By labeling a book “the next Harry Potter” you’re setting readers up to be disappointed. They’re going to go into that book expecting every little thing that they loved about Harry Potter to be in this book too. When that inevitably doesn’t happen, readers are going to be really let down – more so than they would be if they had gone into the book with no expectations – and the book’s sales may suffer as a result.
This brings me to point #2: publishers are doing a disservice to the new book. They aren’t allowing the book to exist in its own right, to be its own book. They’re not allowing it to be itself in all its glory – they’re automatically comparing it to another book. It’s almost as if they’re assuming that this new book isn’t good enough to attract readers on its own. I’m no marketing or publicity expert and I know that with all the books that exist in this world, you have to do what you can to get people to notice your book.
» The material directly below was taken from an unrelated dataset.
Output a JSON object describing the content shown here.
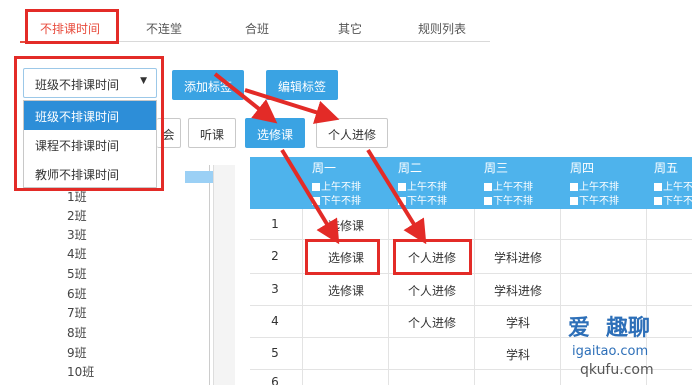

But is comparing it to a book that it will likely never be as good as the way to get readers? Let readers discover the book another way. Design a fantastic cover that will entice people. Put out ads. Talk about it on your website or social media accounts. There are a lot of other ways to make the book known and make it seem interesting.
I know this strategy must work to at least some extent or else publishers wouldn’t still be labeling books like this. But dear lord, I wish publishers would find other ways to describe and talk about their new books without setting readers up to be disappointed. Let books exist in their own right, without being automatically compared to other books. Let readers go into a new book without expecting something as perfect and lovable as their all-time favorite book. Please, publishers, I’m begging you.